The obvious advantage of DNA data storage is the fact that a single gram of DNA can store up to 215 million gigabytes of data. “All the information in the world could be encoded and stored in DNA, and it would fit in the back of an SUV,” says Nick Goldman. But besides from being ultra compact, DNA is also extremely durable. Kept in the right conditions, namely a cool, dark, dry place, it can last hundreds of thousands of years, and, unlike cassettes and CDs, DNA will never become obsolete.

The only reason we can even contemplate DNA as the data storage of the future is the fact that we’ve made incredible progress with regards to our ability to synthesize and sequence DNA. Today, the human genome can be sequenced in a matter of hours, whereas it used to take years. The real challenge, as Goldman explained in a talk he gave in 2015 at the World Economic Forum, is with synthesizing or “writing” the DNA. “Humans are not good yet at writing the first copy of DNA.” It’s an extremely complex, long and expensive process.
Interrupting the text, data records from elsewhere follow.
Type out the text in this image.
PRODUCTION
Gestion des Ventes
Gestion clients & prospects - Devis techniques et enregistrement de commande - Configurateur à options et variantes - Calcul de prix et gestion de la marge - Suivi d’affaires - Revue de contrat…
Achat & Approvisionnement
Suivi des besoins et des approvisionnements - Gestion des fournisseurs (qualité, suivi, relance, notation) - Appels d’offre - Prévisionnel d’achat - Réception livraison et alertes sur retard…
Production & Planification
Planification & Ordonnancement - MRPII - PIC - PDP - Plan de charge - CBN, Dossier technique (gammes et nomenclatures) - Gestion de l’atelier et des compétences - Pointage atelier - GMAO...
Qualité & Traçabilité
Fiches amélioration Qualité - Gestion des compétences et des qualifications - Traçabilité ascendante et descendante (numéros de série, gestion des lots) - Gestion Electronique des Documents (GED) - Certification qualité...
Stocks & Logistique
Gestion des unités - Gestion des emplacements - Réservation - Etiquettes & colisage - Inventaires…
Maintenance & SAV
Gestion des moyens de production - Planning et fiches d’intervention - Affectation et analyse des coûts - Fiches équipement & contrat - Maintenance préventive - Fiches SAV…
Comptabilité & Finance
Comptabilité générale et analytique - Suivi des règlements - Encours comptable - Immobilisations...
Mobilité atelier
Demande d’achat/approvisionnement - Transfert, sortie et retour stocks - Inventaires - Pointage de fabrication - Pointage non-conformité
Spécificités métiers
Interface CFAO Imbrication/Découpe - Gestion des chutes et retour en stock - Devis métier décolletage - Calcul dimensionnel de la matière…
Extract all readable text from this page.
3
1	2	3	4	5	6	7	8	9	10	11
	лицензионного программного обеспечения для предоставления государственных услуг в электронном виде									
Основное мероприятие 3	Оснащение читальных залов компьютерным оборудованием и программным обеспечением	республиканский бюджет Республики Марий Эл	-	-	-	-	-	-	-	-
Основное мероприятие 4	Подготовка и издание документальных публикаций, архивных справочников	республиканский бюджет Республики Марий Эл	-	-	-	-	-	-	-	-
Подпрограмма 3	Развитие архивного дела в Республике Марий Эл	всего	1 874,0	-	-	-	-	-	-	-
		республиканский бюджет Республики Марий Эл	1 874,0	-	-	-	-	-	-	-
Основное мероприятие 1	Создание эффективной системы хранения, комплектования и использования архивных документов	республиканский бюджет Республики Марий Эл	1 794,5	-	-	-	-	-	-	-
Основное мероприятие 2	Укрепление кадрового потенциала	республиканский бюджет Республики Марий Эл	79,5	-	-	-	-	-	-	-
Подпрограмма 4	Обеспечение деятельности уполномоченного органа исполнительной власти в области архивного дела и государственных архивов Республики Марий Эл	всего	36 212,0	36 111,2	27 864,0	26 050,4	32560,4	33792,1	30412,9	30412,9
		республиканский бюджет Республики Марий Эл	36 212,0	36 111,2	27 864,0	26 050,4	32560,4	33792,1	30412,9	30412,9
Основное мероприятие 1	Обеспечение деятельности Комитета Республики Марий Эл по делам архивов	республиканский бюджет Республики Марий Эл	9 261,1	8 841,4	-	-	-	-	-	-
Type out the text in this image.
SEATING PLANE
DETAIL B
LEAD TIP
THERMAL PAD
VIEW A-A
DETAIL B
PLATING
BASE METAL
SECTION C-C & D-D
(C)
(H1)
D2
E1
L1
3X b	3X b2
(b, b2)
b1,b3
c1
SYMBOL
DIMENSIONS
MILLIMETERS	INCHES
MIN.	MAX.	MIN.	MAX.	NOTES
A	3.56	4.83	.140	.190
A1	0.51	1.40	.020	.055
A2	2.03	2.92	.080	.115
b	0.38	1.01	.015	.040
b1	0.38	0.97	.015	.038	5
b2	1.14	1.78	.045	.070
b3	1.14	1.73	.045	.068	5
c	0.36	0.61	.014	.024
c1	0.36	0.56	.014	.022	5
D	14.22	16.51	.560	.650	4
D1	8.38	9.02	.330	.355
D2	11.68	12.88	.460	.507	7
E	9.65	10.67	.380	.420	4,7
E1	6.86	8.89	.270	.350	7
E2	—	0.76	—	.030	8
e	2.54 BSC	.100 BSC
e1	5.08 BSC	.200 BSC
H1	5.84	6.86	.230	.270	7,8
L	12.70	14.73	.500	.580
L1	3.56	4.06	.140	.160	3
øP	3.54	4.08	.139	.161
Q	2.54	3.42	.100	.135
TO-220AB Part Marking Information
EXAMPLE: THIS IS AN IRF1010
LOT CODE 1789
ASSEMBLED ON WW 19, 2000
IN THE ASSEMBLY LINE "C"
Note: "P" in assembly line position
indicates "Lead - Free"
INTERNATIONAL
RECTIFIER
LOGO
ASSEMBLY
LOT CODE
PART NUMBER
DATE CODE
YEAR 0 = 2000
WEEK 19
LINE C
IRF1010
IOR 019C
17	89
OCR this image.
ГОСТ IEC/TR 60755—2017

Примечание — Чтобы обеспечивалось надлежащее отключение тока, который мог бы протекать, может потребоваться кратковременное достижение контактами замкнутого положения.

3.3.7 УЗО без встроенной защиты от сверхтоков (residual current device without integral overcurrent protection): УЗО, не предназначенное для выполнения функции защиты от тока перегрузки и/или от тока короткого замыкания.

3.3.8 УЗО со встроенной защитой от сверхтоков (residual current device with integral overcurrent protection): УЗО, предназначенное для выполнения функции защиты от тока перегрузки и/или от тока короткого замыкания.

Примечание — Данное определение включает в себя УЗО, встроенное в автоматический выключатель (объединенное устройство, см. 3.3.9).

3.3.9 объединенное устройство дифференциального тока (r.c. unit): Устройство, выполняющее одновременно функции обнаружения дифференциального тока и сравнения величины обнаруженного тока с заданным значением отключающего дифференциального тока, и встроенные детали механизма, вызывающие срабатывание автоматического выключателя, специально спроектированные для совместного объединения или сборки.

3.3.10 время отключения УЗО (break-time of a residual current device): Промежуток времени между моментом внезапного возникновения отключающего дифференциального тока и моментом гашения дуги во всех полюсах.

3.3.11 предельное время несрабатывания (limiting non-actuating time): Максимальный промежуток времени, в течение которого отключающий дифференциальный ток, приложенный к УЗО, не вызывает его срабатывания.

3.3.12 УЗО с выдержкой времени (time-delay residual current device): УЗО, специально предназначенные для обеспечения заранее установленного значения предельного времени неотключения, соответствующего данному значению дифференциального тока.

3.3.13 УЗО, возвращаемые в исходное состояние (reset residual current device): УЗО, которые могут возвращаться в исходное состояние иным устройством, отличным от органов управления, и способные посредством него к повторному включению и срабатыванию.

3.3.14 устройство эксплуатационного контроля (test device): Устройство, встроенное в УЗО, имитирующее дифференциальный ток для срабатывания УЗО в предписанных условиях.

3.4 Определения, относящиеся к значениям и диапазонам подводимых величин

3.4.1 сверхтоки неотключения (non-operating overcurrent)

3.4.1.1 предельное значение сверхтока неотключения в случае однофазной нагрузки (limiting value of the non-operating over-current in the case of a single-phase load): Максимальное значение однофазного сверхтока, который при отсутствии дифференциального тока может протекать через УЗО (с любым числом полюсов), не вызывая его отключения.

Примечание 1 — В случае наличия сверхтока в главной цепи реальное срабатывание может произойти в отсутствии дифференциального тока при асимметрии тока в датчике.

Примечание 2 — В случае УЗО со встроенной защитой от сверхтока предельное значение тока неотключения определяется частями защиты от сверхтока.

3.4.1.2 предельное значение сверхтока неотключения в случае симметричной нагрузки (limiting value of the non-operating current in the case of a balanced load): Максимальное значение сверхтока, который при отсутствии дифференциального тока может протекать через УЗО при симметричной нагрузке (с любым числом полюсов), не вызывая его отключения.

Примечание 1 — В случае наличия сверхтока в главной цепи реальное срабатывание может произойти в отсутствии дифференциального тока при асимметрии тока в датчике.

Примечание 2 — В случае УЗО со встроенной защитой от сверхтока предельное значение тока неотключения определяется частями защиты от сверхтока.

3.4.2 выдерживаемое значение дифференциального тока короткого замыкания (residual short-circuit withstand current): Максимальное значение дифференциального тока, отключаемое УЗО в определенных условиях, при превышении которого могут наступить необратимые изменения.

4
There currently isn’t enough money on Earth to store all our data on DNA.

While it might not be a reality yet, by the year 2020 Microsoft aims to have all their data stored in DNA. Once the price drops and the ease and accessibility of the whole process are improved, DNA storage may one day be available for all. Perhaps then we’ll look back on our current storage systems and scoff the way we do looking back on the large and cumbersome machines that were our very first computers.